Paul Manafort offered a Kremlin-linked Russian billionaire private briefings on the Trump campaign while serving as its chairman, the Washington Post reported Wednesday.
Manafort emailed an overseas intermediary requesting that his message be passed along to aluminum magnate Oleg Deripaska, a close ally of Russian President Vladimir Putin with whom Manafort had previously done business.
“If he needs private briefings we can accommodate,” Manafort wrote in an email dated July 7, 2016, according to the report.
Post reporters were read part of the email, which Politico reported was sent from his presidential campaign account. It was one of tens of thousands of documents that congressional investigators and special counsel Robert Mueller’s team have received as part of their ongoing probes into Russia’s interference in the 2016 election.
There is no evidence in the documents to show that Deripaska either received the email or took any briefings from Manafort, according to the newspaper. Representatives for both Deripaska’s company and Manafort denied that there was anything inappropriate about the communications.

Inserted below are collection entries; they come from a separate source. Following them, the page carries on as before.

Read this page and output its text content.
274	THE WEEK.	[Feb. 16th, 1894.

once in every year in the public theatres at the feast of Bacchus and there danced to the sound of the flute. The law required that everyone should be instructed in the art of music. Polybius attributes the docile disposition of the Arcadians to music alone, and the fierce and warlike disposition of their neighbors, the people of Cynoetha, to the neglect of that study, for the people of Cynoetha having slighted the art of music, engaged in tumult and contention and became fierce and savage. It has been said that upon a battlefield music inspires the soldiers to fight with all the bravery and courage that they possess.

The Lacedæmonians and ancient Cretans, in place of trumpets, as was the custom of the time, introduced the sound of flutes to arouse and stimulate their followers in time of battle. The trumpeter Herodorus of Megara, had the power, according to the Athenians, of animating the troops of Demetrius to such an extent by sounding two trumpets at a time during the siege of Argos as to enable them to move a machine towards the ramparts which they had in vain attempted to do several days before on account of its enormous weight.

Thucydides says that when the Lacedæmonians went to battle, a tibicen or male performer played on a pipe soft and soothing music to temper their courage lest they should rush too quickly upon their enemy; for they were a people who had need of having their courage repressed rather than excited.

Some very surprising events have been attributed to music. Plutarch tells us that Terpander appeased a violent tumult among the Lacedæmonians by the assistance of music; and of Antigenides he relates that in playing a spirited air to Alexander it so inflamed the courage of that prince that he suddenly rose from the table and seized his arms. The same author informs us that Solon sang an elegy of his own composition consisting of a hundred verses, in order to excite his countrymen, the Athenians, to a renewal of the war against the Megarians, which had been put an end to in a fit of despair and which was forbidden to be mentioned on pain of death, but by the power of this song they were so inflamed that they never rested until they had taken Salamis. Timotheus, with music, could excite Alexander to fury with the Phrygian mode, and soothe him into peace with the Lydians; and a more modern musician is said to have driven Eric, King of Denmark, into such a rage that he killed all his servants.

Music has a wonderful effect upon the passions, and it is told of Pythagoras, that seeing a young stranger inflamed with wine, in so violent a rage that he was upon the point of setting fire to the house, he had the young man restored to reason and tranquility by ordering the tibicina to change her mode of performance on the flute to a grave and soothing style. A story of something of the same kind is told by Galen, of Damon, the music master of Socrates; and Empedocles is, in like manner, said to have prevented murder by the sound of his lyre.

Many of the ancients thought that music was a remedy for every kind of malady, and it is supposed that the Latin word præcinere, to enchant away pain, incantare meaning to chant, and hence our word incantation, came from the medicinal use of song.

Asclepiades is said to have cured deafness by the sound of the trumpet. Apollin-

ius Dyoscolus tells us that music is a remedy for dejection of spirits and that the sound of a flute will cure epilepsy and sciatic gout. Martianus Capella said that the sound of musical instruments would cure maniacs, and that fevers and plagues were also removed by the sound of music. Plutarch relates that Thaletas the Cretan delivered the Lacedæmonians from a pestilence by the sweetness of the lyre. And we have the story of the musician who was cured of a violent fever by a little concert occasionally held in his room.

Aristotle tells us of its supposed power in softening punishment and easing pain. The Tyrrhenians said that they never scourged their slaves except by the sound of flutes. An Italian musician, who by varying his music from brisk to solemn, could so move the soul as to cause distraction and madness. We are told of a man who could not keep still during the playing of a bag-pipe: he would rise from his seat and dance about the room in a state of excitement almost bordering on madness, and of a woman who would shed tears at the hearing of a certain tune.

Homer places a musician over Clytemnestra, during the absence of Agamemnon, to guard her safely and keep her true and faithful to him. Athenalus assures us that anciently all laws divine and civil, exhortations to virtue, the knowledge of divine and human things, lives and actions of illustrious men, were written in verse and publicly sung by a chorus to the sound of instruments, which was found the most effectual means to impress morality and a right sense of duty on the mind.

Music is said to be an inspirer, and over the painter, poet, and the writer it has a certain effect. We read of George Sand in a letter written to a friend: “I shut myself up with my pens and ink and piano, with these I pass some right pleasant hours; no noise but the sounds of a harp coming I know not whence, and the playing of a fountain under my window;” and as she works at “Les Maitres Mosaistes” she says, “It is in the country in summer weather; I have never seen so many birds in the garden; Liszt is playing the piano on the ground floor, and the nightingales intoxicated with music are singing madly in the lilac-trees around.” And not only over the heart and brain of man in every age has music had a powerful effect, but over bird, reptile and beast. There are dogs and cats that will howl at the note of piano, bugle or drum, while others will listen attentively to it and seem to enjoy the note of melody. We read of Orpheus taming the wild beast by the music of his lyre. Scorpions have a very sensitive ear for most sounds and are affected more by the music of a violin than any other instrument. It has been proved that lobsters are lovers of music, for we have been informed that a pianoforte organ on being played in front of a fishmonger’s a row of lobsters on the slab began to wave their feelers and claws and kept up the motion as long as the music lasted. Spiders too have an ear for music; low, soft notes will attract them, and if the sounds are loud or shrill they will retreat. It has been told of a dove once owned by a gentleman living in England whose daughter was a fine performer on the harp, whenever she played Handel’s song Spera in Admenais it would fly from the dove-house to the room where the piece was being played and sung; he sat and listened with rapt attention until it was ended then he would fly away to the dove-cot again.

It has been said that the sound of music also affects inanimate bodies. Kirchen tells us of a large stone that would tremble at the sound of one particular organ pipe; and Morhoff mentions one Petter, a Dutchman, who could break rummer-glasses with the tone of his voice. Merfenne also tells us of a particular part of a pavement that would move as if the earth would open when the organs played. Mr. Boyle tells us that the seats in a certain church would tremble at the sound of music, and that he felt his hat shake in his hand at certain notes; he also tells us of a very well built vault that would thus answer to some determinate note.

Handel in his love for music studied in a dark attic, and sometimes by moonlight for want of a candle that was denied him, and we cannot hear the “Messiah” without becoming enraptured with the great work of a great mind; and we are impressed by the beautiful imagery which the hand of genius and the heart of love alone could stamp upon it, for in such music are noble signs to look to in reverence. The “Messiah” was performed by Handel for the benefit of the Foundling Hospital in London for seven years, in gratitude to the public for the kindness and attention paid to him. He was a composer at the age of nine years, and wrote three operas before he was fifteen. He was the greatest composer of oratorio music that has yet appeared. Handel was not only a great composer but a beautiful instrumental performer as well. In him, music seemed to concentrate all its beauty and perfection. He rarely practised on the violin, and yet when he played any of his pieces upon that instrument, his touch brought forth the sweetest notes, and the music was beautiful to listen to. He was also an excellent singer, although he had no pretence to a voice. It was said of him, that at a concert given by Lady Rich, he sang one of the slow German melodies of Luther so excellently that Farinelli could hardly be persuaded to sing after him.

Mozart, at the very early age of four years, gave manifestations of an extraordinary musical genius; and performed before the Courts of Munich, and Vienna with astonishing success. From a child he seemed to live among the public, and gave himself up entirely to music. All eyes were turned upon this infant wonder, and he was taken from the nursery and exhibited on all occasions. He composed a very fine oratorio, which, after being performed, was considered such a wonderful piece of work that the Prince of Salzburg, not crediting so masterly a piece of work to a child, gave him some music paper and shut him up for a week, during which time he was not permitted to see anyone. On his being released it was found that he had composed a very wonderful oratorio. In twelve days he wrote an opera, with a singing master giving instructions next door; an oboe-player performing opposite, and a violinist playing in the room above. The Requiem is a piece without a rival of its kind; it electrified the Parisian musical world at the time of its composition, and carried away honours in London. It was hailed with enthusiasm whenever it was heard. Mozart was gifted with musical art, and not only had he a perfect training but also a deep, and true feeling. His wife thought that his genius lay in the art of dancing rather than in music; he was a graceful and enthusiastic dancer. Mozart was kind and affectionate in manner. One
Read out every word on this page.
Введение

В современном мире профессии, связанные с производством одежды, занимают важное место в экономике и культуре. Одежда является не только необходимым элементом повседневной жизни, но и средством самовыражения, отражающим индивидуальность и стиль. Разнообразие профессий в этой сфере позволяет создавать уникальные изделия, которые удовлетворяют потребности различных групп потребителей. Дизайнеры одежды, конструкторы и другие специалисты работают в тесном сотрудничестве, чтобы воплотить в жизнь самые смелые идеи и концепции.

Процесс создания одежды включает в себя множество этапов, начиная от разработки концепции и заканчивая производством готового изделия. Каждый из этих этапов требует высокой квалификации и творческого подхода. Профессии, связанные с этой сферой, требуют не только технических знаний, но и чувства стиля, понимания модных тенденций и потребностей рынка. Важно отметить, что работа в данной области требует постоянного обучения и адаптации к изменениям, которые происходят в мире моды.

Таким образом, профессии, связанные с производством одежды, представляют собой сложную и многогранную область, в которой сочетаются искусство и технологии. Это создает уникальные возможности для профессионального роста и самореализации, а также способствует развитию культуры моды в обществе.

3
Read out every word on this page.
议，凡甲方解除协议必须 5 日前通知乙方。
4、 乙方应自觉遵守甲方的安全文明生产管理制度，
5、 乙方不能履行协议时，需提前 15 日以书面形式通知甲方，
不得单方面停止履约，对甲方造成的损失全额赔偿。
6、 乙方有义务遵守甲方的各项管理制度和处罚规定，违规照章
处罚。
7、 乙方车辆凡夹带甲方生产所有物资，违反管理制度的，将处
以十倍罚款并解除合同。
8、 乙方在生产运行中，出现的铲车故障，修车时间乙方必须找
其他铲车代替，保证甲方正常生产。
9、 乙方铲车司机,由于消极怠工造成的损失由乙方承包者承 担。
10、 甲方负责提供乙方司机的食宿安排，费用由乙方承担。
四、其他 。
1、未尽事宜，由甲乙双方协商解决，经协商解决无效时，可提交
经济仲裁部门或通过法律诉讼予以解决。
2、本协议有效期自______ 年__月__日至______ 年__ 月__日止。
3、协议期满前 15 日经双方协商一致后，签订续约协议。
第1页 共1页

Manafort spokesperson Jason Maloni told the Post that no briefings occurred and characterized the email as simply an offer for a “routine” briefing on the state of the campaign.
Vera Kurochkina, a spokeswoman for Deripaska’s company, Rusal, told the Post that its requests for comment “veer into manufactured questions so grossly false and insinuating that I am concerned even responding to these fake connotations provides them the patina of reality.”
Per the Post’s report, the documents turned over to investigators include a number of email exchanges related to Deripaska, some of which focus on money Manafort believed he was owed by Eastern European clients, that appear deliberately vague and that refer to the aluminum magnate only by his initials.
Manafort has reportedly been informed by federal prosecutors that they plan to indict him for possible tax and financial crimes.